Aircraft Circuit Breaker
Why did the pilots mess with the circuit breaker? One report says the pilot saw a maintenance worker cycle a circuit breaker to clear a fault. That’s fine on the ground but not in the air. Why would a pilot try this, especially because there are advisories to pilots not to reset circuit breakers unless the system is flight critical? The control system here is a safety feature, but not vital so why not just leave it off?

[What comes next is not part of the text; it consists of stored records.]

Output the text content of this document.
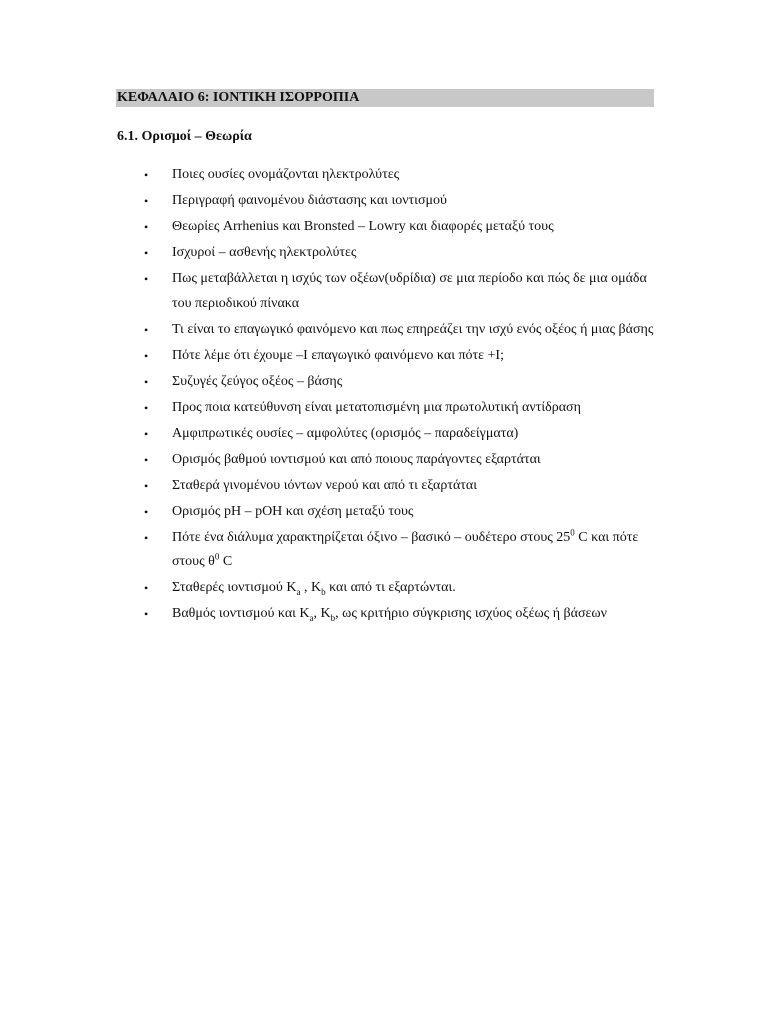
ΚΕΦΑΛΑΙΟ 6: ΙΟΝΤΙΚΗ ΙΣΟΡΡΟΠΙΑ
6.1. Ορισμοί – Θεωρία
• Ποιες ουσίες ονομάζονται ηλεκτρολύτες
• Περιγραφή φαινομένου διάστασης και ιοντισμού
• Θεωρίες Arrhenius και Bronsted – Lowry και διαφορές μεταξύ τους
• Ισχυροί – ασθενής ηλεκτρολύτες
• Πως μεταβάλλεται η ισχύς των οξέων(υδρίδια) σε μια περίοδο και πώς δε μια ομάδα του περιοδικού πίνακα
• Τι είναι το επαγωγικό φαινόμενο και πως επηρεάζει την ισχύ ενός οξέος ή μιας βάσης
• Πότε λέμε ότι έχουμε –Ι επαγωγικό φαινόμενο και πότε +Ι;
• Συζυγές ζεύγος οξέος – βάσης
• Προς ποια κατεύθυνση είναι μετατοπισμένη μια πρωτολυτική αντίδραση
• Αμφιπρωτικές ουσίες – αμφολύτες (ορισμός – παραδείγματα)
• Ορισμός βαθμού ιοντισμού και από ποιους παράγοντες εξαρτάται
• Σταθερά γινομένου ιόντων νερού και από τι εξαρτάται
• Ορισμός pH – pOH και σχέση μεταξύ τους
• Πότε ένα διάλυμα χαρακτηρίζεται όξινο – βασικό – ουδέτερο στους $25^0$ C και πότε στους $\theta^0$ C
• Σταθερές ιοντισμού $K_a$ , $K_b$ και από τι εξαρτώνται.
• Βαθμός ιοντισμού και $K_a$, $K_b$, ως κριτήριο σύγκρισης ισχύος οξέως ή βάσεων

People in general get overly comfortable with technology because it abounds. There are all kinds of jokes about non-technical relatives doing something crazy to a computer because the same action fixed something else.
Unfortunately, this typically implies people don’t know what they don’t know. In this case, the pilots appeared not to know cycling that breaker would disrupt other systems. Yes, it sounds unusual that would happen and I can’t discuss it because I don’t know why that would happen. If true, it appears to be a systemic problem that ought to be addressed. In our work, we need to make sure that failures in one part of a system do not upset critical parts elsewhere.

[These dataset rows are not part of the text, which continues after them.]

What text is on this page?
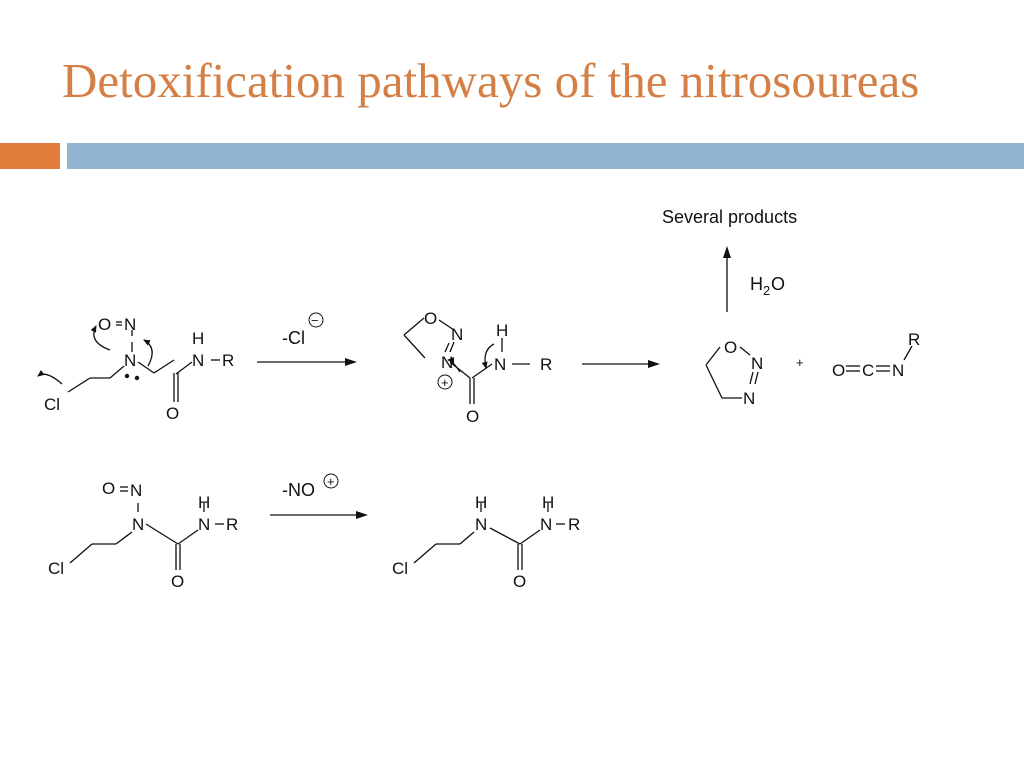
Detoxification pathways of the nitrosoureas
Cl
N
O N
O
H
N R
-Cl
−	O
N
N
+
O
H
N R
Several products
H 2 O
O
N
N
+ O C N
R
Cl
N
O N
O
H
N R
-NO +
Cl
H
N
O
H
N R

The pilots weren’t trained to deal with the flight upset because even Airbus, the aircraft manufacturer, did not expect the aircraft to ever experience such an extreme upset. I guess since Murphy isn’t French they don’t expect his effects to occur there. This assumption probably derived from the aircraft being fly-by-wire. The expectation being the aircraft would not let itself become upset to this degree. but the automatic flight systems were disrupted by the cycling of the circuit breaker.
Τύλιξε
Failures in complex systems takeΠολλή προσπάθεια να εντοπιστεί. Σε αυτή την περίπτωση βλέπουμε πώς τρεις ξεχωριστές ενέργειες προκαλούν την αποτυχία με τέταρτη, την αποτυχία συντήρησης, συμβάλλοντας σημαντικά. Αυτό επισημαίνει ότι η συνολική αποτυχία μπορεί να έχει αποφευχθεί σε πολλές φορές: εάν οι αρθρώσεις συγκόλλησης δεν είχαν αποτύχει. Εάν οι πιλότοι δεν είχαν κυκλοφορήσει τον διακόπτη. Εάν οι πιλότοι είχαν αποκαταστήσει τους αυτόματους υπολογιστές πτήσης. Εάν οι πιλότοι αντέδρασαν σωστά μετά την αναστάτωση.

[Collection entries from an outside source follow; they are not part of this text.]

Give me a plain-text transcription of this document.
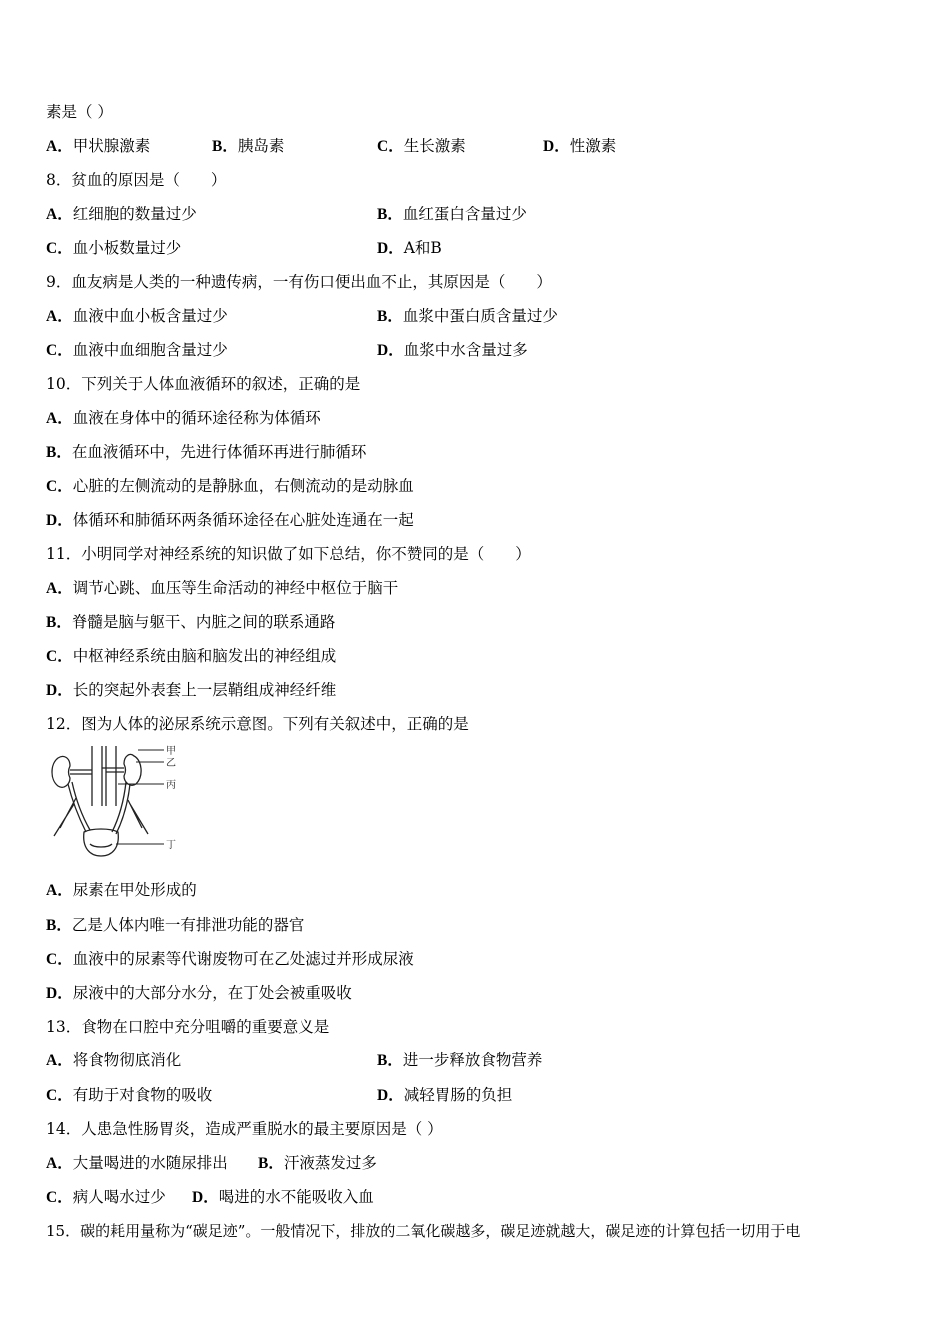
素是（ ）
A．甲状腺激素	B．胰岛素	C．生长激素	D．性激素
8．贫血的原因是（　　）
A．红细胞的数量过少	B．血红蛋白含量过少
C．血小板数量过少	D．A和B
9．血友病是人类的一种遗传病，一有伤口便出血不止，其原因是（　　）
A．血液中血小板含量过少	B．血浆中蛋白质含量过少
C．血液中血细胞含量过少	D．血浆中水含量过多
10．下列关于人体血液循环的叙述，正确的是
A．血液在身体中的循环途径称为体循环
B．在血液循环中，先进行体循环再进行肺循环
C．心脏的左侧流动的是静脉血，右侧流动的是动脉血
D．体循环和肺循环两条循环途径在心脏处连通在一起
11．小明同学对神经系统的知识做了如下总结，你不赞同的是（　　）
A．调节心跳、血压等生命活动的神经中枢位于脑干
B．脊髓是脑与躯干、内脏之间的联系通路
C．中枢神经系统由脑和脑发出的神经组成
D．长的突起外表套上一层鞘组成神经纤维
12．图为人体的泌尿系统示意图。下列有关叙述中，正确的是
甲
乙
丙
丁
A．尿素在甲处形成的
B．乙是人体内唯一有排泄功能的器官
C．血液中的尿素等代谢废物可在乙处滤过并形成尿液
D．尿液中的大部分水分，在丁处会被重吸收
13．食物在口腔中充分咀嚼的重要意义是
A．将食物彻底消化	B．进一步释放食物营养
C．有助于对食物的吸收	D．减轻胃肠的负担
14．人患急性肠胃炎，造成严重脱水的最主要原因是（ ）
A．大量喝进的水随尿排出 B．汗液蒸发过多
C．病人喝水过少 D．喝进的水不能吸收入血
15．碳的耗用量称为“碳足迹”。一般情况下，排放的二氧化碳越多，碳足迹就越大，碳足迹的计算包括一切用于电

Ακόμη και ως hackers πρέπει να έχουμε κατά νου πότε και πώς μπορεί να συμβεί βλάβες. Έχουμε γράψει άρθρα σχετικά με τις ηλεκτρονικές κλειδαριές πόρτας που δημιουργήθηκαν από τους χάκερ. Πώς φτάνετε αν η ισχύς σβήσει ή μια κακή κοινή συγκόλληση αποτύχει μετά από μερικές εκατοντάδες ανοίγματα και κλεισίματα; Ας ελπίσουμε ότι ένα ουσιαστικό θα παρακάμψει τα ηλεκτρονικά. Ευτυχώς, πολλά από τα hacks που βλέπουμε δεν είναι κρίσιμα. Ευτυχώς, οι αποτυχίες δεν θα ήταν απειλητικές για τη ζωή. Ας το κρατήσουμε αυτόν τον τρόπο.